Why is entity matching in knowledge graph?

Entity matching allows you to build a knowledge graph without excessive duplication of the same entity. It is also important for when you want to update your knowledge graph, where you want to match the entity with the existing entities in your knowledge graph.

What’s the typical steps for entity matching?
1. Blocking

2. Matching

Blocking is where you would use heuristic rules to reduce the number of tuples you need to consider for matching. For example, you would use one of the column features as the determiner to determine if something should be consider for matching or not. Blocking uses a variety of similarity measures. Once you have done blocking, you can perform matching using ML algorithms such as random forest.

How can we train a ML to learn the blocking rules?
1. Take a sample S of tuple pairs from table A and B

2. Convert each tuple pair in S into feature numerical vectors (S’)

3. Train a random forest F on S’

4. Extract candidate blocking rules from F

5. Find and return a good rule sequence

How do we do entity matching once we have the blocking rules?
1. Apply blocking rules to tables A and B to get set of tuple pairs C

2. Define a set of features based on the schemas of A and B

3. Convert C into feature vectors C’

4. Train a random forest G on C’

5. G is now the matcher and will be apply to all remaining pairs in C’ to predict whether it’s a match or not

What is a heterogeneous knowledge graphs?

It’s a type of knowledge graph that includes different types of entities and relations.

1. Entity resolution

2. Name disambiguation

3. Spam / Fake papers identification

4. Research topics identification

5. Inference on future scientific impact

6. Inference on collaboration and team formation

7. Inference on future paper title

Can we pretrain with heterogenous knowledge graphs and leverage the model to solve different downstream tasks and applications?

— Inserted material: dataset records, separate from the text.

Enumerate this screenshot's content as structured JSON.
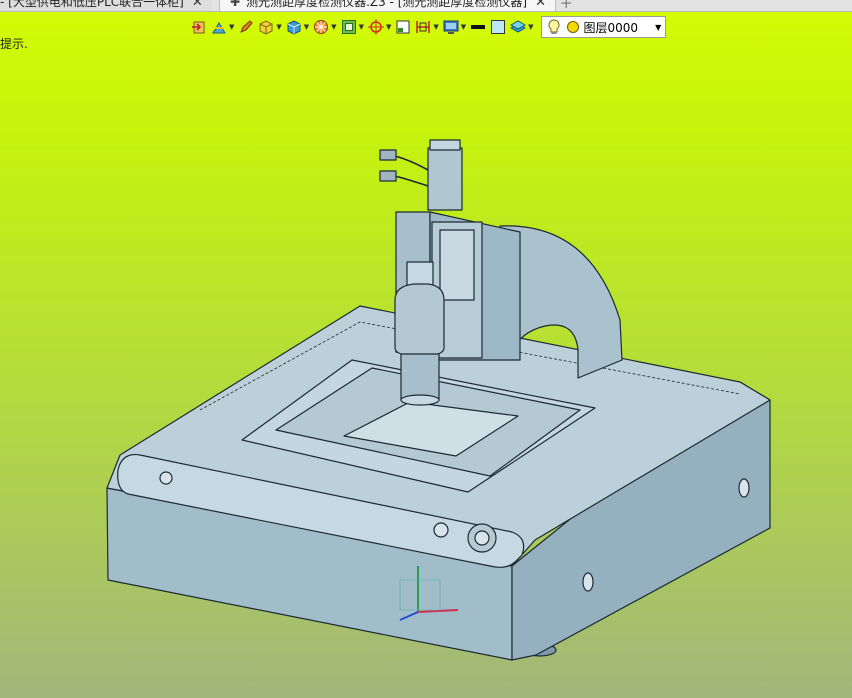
{
  "tabs": [
    {
      "label": "- [大型供电和低压PLC联合一体柜]",
      "close": "✕"
    },
    {
      "label": "测光测距厚度检测仪器.Z3 - [测光测距厚度检测仪器]",
      "close": "✕",
      "pin": "✚"
    }
  ],
  "new_tab": "+",
  "hint_text": "提示.",
  "toolbar": {
    "layer_name": "图层0000",
    "icons": [
      "exit-sketch-icon",
      "construction-icon",
      "pencil-icon",
      "box-shade-icon",
      "solid-view-icon",
      "cube-view-icon",
      "section-icon",
      "frame-icon",
      "snap-target-icon",
      "single-view-icon",
      "split-view-icon",
      "display-settings-icon",
      "line-style-icon",
      "color-fill-icon",
      "layer-stack-icon",
      "bulb-icon",
      "layer-color-dot"
    ]
  },
  "colors": {
    "viewport_top": "#d5fb06",
    "viewport_bottom": "#a2b67c",
    "model_body": "#a4bfcc",
    "model_top": "#bfd2dc",
    "model_edge": "#1c2a33"
  }
}
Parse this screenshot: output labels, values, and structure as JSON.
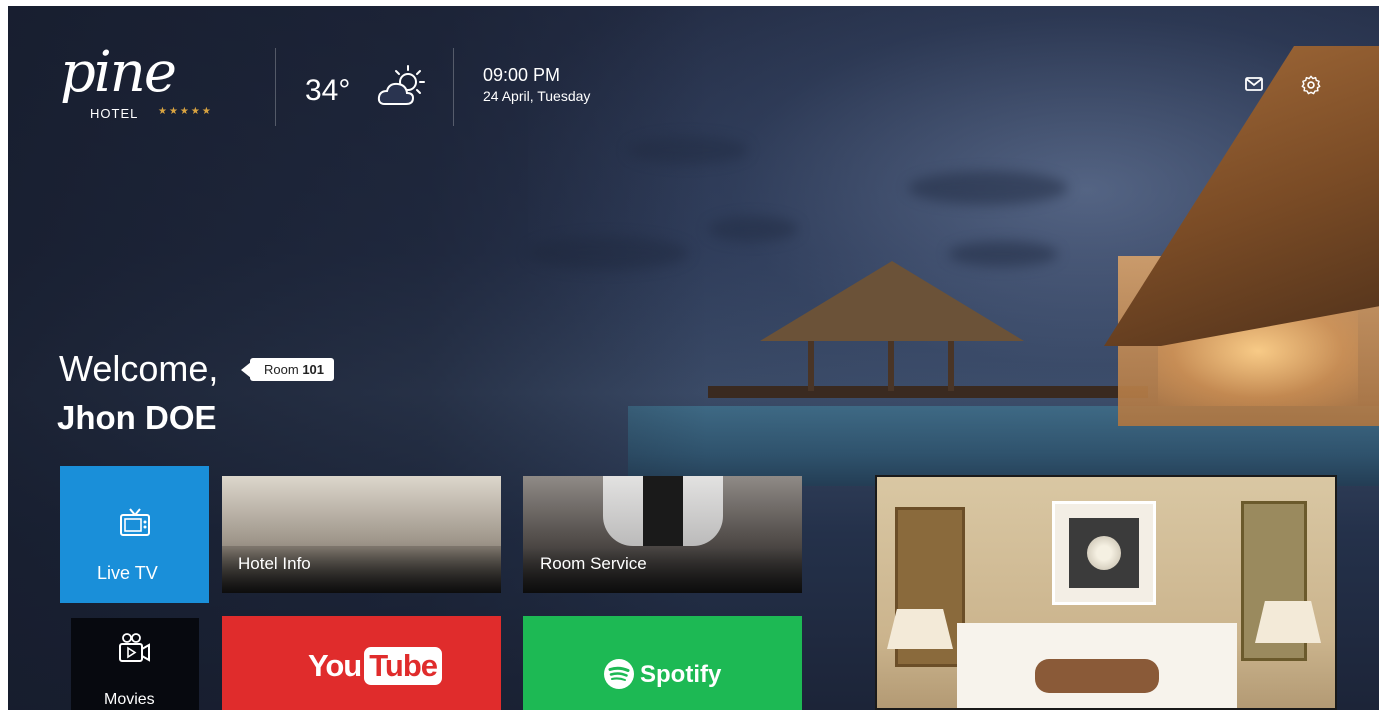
{
  "brand": {
    "logo_script": "pine",
    "logo_hotel": "HOTEL",
    "stars": "★★★★★",
    "star_color": "#d9a441"
  },
  "weather": {
    "temperature": "34°",
    "icon": "partly-cloudy-day-icon"
  },
  "clock": {
    "time": "09:00 PM",
    "date": "24 April, Tuesday"
  },
  "header_actions": [
    {
      "icon": "mail-icon"
    },
    {
      "icon": "settings-gear-icon"
    }
  ],
  "welcome": {
    "greeting": "Welcome,",
    "room_label": "Room",
    "room_number": "101",
    "guest_name": "Jhon DOE"
  },
  "tiles": {
    "live_tv": {
      "label": "Live TV",
      "icon": "tv-icon",
      "color": "#1a8fd9"
    },
    "movies": {
      "label": "Movies",
      "icon": "movie-camera-icon",
      "color": "#07090f"
    },
    "hotel_info": {
      "label": "Hotel Info"
    },
    "room_service": {
      "label": "Room Service"
    },
    "youtube": {
      "label_you": "You",
      "label_tube": "Tube",
      "color": "#e02c2c"
    },
    "spotify": {
      "label": "Spotify",
      "color": "#1db954"
    }
  }
}
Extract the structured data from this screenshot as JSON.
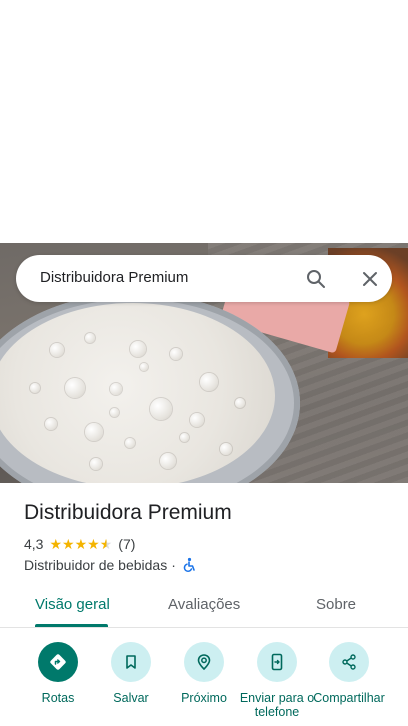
{
  "search": {
    "query": "Distribuidora Premium"
  },
  "place": {
    "title": "Distribuidora Premium",
    "rating": "4,3",
    "stars": 4.3,
    "review_count": "(7)",
    "category": "Distribuidor de bebidas",
    "separator": "·"
  },
  "tabs": [
    {
      "label": "Visão geral",
      "active": true
    },
    {
      "label": "Avaliações",
      "active": false
    },
    {
      "label": "Sobre",
      "active": false
    }
  ],
  "actions": [
    {
      "label": "Rotas",
      "icon": "directions-icon"
    },
    {
      "label": "Salvar",
      "icon": "bookmark-icon"
    },
    {
      "label": "Próximo",
      "icon": "nearby-icon"
    },
    {
      "label": "Enviar para o telefone",
      "icon": "send-to-phone-icon"
    },
    {
      "label": "Compartilhar",
      "icon": "share-icon"
    }
  ],
  "colors": {
    "accent": "#00796b",
    "action_bg": "#cdeff1",
    "star": "#f4b400"
  }
}
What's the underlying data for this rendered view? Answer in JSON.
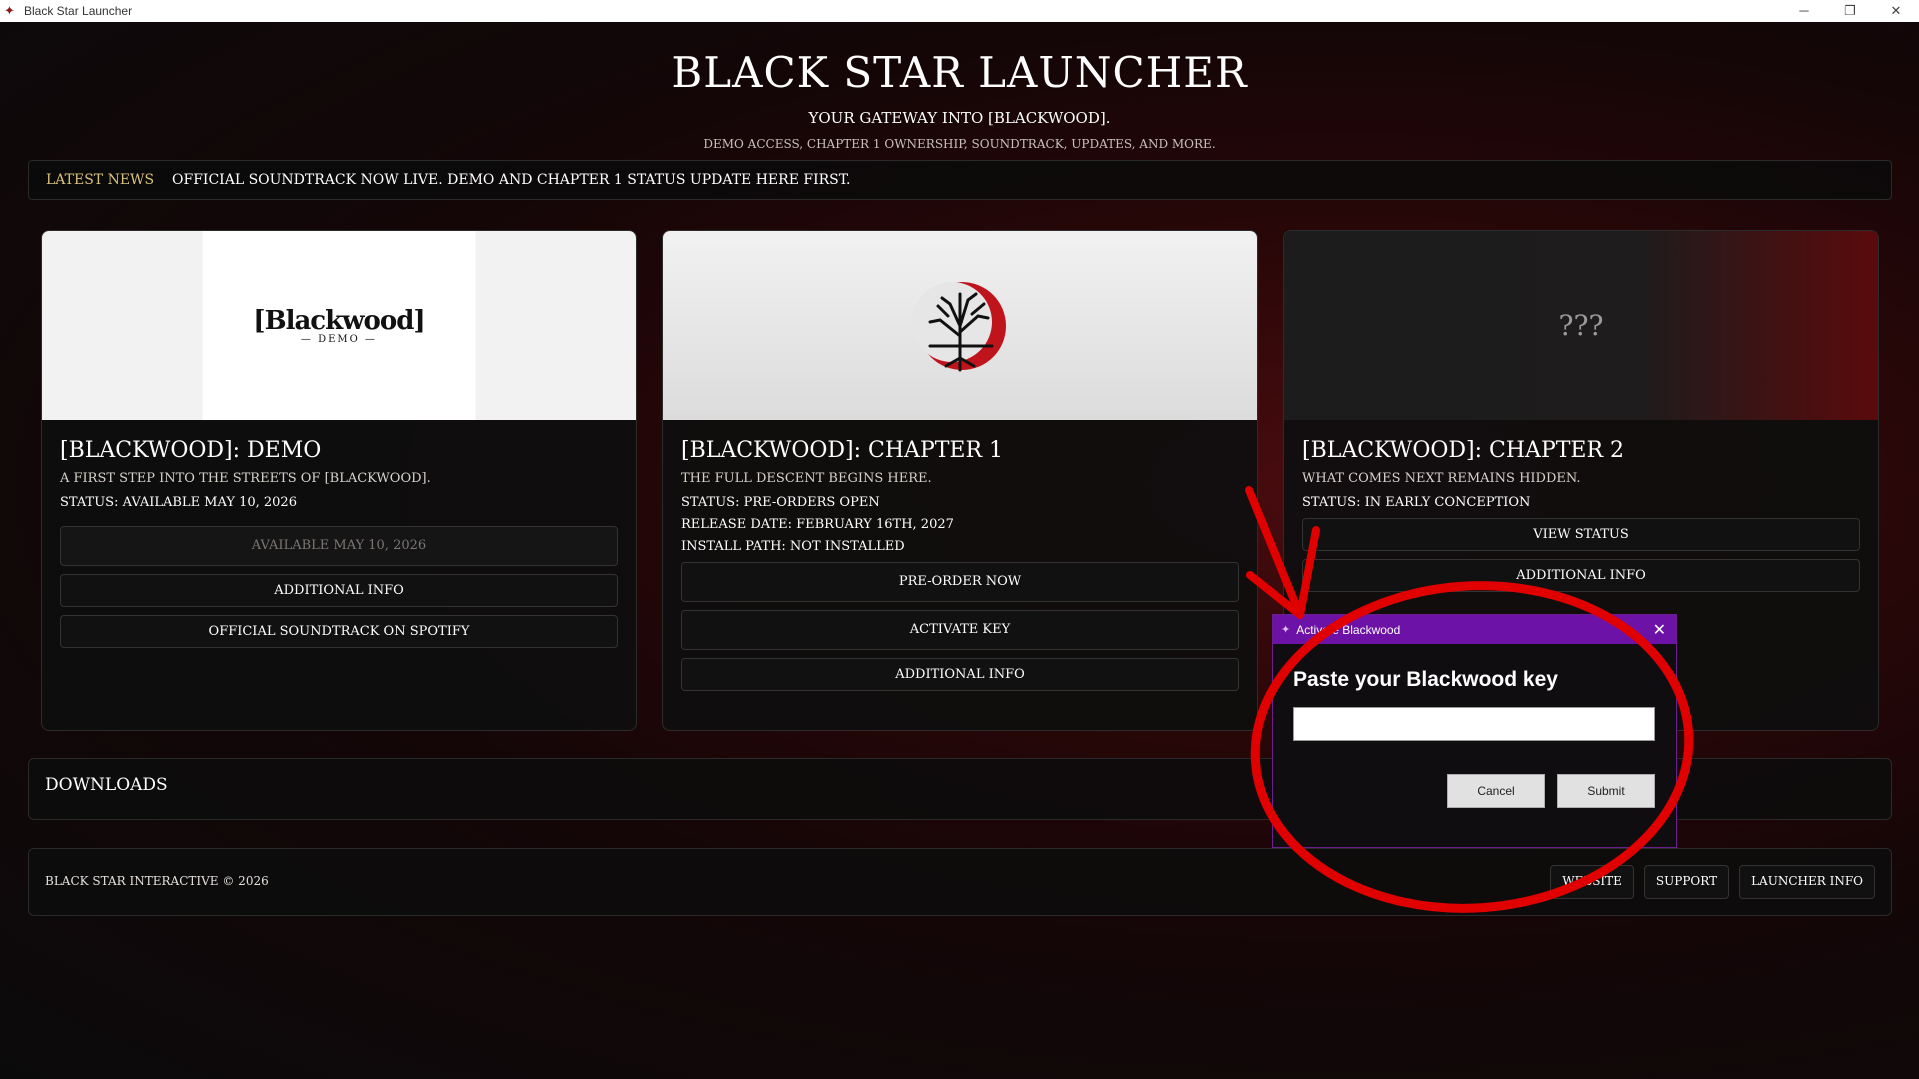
{
  "window": {
    "title": "Black Star Launcher"
  },
  "header": {
    "title": "Black Star Launcher",
    "tagline": "Your gateway into [Blackwood].",
    "subtitle": "Demo access, Chapter 1 ownership, soundtrack, updates, and more."
  },
  "news": {
    "label": "Latest News",
    "text": "Official soundtrack now live. Demo and Chapter 1 status update here first."
  },
  "cards": [
    {
      "logo_text": "[Blackwood]",
      "logo_sub": "DEMO",
      "title": "[Blackwood]: Demo",
      "description": "A first step into the streets of [Blackwood].",
      "meta": [
        "Status: Available May 10, 2026"
      ],
      "buttons": {
        "available": "Available May 10, 2026",
        "info": "Additional Info",
        "spotify": "Official Soundtrack on Spotify"
      }
    },
    {
      "title": "[Blackwood]: Chapter 1",
      "description": "The full descent begins here.",
      "meta": [
        "Status: Pre-orders open",
        "Release Date: February 16th, 2027",
        "Install Path: Not installed"
      ],
      "buttons": {
        "preorder": "Pre-order Now",
        "activate": "Activate Key",
        "info": "Additional Info"
      }
    },
    {
      "banner_text": "???",
      "title": "[Blackwood]: Chapter 2",
      "description": "What comes next remains hidden.",
      "meta": [
        "Status: In early conception"
      ],
      "buttons": {
        "status": "View Status",
        "info": "Additional Info"
      }
    }
  ],
  "downloads": {
    "title": "Downloads"
  },
  "footer": {
    "copyright": "Black Star Interactive © 2026",
    "links": [
      "Website",
      "Support",
      "Launcher Info"
    ]
  },
  "dialog": {
    "title": "Activate Blackwood",
    "prompt": "Paste your Blackwood key",
    "input_value": "",
    "cancel": "Cancel",
    "submit": "Submit"
  },
  "colors": {
    "accent_gold": "#d8c27a",
    "dialog_purple": "#6d12a7",
    "annotation_red": "#e00000"
  }
}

We introduced the heterogenous graph transformer which it’s a model that learn to capture complex dependencies of entities with different types, relationships, and timestamps (no labelled data). There are three main components:

1. Heterogeneous Mutual Attention

2. Heterogeneous Message Passing

3. Target-Specific Aggregation

The first step is to compute the mutual attention between the source nodes and the target node. The second step is to compute the message propagating from source to target node. The third step is to aggregate the output from step 1 and 2.

What’s event-driven info-NCE training?

It’s a learning objective that can guide a single model to learn all the relationships simultaneously.